The study also discovered that participants who had dogs reported feeling more in control, secure, and used to their lives. Many organizations now accept animal-assisted therapy as a successful treatment for depression and other mental diseases as a result of studies Trusted Source demonstrating that our favorite animal friends can also help to lessen depression. Social worker Kathryn Oda wrote about how her dog Buddy helped her to manage her anxiety and sadness in a blog post for the Huffington Post that was published last year.

“A dog inspires you to leave the house for some exercise and fresh air, even when you don’t feel like it. With their distinctive personalities and humorous quirks, dogs bring you so much laughter and delight, unlike anything I’ve ever experienced before,” she adds. “And last, having a dog gives you unwavering affection that never ends. You can experience anxiety and depression if you have these three items in your life, just like they did for me.

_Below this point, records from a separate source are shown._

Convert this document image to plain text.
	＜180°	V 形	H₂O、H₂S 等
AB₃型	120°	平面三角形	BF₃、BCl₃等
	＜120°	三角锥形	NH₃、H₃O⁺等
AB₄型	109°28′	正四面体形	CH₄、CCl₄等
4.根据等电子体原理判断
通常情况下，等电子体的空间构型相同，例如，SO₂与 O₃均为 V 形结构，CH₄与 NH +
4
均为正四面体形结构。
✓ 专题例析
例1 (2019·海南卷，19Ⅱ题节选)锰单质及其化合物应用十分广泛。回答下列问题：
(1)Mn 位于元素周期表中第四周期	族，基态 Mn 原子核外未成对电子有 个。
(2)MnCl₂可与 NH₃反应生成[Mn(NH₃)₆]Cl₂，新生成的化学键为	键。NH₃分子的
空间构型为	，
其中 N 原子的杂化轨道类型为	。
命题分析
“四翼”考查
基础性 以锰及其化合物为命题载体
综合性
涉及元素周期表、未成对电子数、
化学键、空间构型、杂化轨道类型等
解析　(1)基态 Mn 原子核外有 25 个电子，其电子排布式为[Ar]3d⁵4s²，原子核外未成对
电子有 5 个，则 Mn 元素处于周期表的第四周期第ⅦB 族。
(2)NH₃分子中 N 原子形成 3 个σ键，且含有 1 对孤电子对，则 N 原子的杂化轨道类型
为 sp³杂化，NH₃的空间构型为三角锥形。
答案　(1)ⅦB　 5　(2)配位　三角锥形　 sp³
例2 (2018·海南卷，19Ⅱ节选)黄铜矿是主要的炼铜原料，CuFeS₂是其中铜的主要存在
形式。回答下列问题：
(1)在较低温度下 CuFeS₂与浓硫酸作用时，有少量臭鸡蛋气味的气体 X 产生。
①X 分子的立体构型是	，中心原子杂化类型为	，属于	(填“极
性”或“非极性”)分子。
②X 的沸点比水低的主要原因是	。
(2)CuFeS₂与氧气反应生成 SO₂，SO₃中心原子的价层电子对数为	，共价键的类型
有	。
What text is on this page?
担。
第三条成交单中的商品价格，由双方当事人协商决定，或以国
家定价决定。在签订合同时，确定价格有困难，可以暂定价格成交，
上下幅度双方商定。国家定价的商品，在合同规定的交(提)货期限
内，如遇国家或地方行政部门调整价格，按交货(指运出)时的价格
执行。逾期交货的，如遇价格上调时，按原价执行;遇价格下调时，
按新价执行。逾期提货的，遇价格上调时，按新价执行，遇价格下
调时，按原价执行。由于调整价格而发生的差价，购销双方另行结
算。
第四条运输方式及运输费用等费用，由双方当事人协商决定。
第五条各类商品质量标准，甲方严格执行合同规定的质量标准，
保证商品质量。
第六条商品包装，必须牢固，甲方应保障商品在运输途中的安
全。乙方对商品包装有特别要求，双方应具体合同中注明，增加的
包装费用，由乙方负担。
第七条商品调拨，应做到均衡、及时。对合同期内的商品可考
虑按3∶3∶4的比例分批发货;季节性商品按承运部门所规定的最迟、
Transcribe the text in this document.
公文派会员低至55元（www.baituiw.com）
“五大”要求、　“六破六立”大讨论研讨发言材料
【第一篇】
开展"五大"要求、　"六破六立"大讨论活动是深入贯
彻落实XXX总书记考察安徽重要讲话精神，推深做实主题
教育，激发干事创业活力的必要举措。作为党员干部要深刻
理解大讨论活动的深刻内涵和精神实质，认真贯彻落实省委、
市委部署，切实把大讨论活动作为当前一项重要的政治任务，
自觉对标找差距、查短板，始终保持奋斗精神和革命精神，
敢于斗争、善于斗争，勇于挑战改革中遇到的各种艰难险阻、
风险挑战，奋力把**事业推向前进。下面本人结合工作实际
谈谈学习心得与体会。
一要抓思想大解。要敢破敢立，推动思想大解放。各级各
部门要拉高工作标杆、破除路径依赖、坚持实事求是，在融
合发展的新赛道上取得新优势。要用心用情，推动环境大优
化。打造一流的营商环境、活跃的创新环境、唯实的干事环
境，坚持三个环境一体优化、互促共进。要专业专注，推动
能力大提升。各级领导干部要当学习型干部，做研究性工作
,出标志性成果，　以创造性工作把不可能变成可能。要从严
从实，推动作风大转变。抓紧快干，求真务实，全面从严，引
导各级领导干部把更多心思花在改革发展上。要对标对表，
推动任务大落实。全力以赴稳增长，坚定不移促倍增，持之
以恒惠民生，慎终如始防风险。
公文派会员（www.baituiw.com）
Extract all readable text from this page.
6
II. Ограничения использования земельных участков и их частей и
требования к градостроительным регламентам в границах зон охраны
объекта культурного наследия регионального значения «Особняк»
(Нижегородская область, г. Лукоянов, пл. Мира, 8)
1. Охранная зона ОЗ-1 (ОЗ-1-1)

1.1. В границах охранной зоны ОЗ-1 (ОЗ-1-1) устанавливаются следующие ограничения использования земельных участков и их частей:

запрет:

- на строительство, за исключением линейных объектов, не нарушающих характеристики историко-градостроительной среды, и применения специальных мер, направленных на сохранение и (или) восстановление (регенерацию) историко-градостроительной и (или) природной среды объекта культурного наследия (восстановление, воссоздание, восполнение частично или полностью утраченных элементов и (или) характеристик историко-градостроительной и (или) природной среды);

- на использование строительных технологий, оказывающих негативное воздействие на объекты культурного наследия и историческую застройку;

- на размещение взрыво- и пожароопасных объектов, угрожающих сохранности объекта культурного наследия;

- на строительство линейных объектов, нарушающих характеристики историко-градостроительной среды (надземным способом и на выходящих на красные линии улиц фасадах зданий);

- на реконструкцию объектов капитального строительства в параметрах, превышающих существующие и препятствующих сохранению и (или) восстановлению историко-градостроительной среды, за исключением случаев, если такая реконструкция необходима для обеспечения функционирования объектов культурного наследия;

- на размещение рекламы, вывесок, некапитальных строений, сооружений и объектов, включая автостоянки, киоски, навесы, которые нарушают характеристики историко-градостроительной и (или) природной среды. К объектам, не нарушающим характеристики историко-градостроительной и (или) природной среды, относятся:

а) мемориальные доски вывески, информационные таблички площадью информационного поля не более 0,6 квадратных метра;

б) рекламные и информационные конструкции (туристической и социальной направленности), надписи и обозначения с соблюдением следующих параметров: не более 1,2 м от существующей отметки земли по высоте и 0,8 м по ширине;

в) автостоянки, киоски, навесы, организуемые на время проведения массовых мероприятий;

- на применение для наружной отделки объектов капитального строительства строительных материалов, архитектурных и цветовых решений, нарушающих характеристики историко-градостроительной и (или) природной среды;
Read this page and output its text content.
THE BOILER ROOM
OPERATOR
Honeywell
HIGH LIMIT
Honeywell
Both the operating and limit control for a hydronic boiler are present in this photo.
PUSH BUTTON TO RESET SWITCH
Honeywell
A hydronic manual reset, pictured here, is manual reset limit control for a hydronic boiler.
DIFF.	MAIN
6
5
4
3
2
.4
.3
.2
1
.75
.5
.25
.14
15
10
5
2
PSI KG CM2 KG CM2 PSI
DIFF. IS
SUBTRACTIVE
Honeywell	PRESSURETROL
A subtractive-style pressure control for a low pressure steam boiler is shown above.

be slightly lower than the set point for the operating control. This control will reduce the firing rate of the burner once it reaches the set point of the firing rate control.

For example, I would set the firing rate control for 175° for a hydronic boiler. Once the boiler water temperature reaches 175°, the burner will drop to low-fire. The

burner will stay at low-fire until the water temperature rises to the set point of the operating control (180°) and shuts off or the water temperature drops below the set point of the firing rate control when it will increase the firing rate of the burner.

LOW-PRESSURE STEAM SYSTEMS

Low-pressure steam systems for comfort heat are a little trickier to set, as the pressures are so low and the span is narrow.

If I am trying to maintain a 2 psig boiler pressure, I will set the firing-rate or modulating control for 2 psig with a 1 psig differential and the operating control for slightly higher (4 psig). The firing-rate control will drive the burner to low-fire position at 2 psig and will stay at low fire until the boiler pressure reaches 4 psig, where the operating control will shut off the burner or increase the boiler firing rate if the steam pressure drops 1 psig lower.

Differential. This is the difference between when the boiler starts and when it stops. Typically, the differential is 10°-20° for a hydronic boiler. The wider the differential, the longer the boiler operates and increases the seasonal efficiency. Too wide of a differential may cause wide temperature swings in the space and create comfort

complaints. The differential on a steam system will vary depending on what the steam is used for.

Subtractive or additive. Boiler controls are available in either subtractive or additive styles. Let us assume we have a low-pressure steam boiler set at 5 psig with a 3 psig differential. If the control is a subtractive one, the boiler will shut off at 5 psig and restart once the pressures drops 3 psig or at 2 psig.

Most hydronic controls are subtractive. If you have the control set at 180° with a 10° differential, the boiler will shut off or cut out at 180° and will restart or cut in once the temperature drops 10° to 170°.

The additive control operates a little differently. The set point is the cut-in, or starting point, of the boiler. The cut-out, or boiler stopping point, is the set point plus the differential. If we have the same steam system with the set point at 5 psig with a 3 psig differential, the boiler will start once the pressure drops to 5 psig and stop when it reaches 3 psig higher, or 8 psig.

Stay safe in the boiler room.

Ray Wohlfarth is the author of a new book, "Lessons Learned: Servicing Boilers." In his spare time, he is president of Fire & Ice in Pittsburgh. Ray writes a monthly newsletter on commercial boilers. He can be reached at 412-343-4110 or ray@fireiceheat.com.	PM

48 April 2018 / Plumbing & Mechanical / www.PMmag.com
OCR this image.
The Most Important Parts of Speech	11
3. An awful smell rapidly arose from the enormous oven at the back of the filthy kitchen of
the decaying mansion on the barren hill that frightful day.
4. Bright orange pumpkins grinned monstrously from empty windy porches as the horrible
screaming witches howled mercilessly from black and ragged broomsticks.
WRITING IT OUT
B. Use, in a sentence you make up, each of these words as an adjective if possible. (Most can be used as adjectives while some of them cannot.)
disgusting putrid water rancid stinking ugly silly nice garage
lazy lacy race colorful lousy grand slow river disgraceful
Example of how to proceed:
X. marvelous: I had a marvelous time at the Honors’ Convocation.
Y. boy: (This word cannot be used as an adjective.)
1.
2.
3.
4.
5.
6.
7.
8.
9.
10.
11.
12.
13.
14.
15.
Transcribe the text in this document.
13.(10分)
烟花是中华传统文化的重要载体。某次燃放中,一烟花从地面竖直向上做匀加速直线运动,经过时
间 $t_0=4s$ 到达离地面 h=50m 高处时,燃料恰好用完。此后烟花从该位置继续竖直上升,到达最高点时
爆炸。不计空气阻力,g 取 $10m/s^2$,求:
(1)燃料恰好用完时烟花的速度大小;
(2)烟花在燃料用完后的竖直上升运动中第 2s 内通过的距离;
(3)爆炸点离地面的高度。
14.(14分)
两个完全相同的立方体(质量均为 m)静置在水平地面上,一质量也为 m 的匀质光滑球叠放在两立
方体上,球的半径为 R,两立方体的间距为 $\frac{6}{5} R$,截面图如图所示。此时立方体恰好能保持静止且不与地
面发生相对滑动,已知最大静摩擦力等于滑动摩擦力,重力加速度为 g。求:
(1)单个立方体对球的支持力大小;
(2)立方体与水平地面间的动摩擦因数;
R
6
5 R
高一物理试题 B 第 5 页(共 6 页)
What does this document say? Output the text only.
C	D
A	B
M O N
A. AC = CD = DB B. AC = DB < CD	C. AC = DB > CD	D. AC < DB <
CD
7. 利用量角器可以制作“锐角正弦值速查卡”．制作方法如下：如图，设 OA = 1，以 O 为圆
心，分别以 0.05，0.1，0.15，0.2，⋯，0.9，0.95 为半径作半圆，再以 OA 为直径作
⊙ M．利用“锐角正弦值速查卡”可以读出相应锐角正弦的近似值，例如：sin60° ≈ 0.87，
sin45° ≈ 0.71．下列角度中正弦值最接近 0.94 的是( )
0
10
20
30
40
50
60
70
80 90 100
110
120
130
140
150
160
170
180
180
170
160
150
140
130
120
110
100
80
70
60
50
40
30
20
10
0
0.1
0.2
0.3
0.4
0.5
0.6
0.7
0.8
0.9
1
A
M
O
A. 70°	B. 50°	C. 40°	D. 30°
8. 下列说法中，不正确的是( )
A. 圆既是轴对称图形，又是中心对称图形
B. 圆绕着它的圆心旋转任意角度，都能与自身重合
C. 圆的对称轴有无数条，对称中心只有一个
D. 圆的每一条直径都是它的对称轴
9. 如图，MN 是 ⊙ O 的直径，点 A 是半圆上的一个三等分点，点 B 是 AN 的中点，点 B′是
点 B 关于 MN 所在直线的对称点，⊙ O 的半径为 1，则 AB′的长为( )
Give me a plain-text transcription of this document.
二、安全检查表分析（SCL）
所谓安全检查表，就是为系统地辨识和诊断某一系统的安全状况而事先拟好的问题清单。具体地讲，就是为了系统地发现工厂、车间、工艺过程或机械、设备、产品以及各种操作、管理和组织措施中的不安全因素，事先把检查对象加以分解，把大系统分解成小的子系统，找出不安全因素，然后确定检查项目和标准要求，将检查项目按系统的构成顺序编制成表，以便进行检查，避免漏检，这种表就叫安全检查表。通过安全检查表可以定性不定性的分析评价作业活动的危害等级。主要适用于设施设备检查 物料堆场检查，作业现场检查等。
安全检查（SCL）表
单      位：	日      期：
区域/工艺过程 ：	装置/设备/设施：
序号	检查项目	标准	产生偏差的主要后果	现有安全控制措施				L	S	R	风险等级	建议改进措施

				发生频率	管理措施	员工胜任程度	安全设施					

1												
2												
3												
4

6. Higher caliber of sleep

Dog owners will understand the frustration of their four-legged friend claiming the covers at bedtime all too well. Yet, before you push them off the bed, consider the fact that some research suggest that sleeping in the same bed as your pet may actually improve your quality of sleep.

MNT reported on one such study in 2015. According to a study that was published in the Mayo Clinic Proceedings journal, 41 percent of pet owners who allowed their animals to sleep in their bedrooms or on beds said that they did not find the animals to be disruptive and that they even slept better as a result of the comfort, companionship, and relaxation that their animals provide. You can rest easy knowing all the amazing ways your pet may be enhancing your health and wellbeing after reading this article.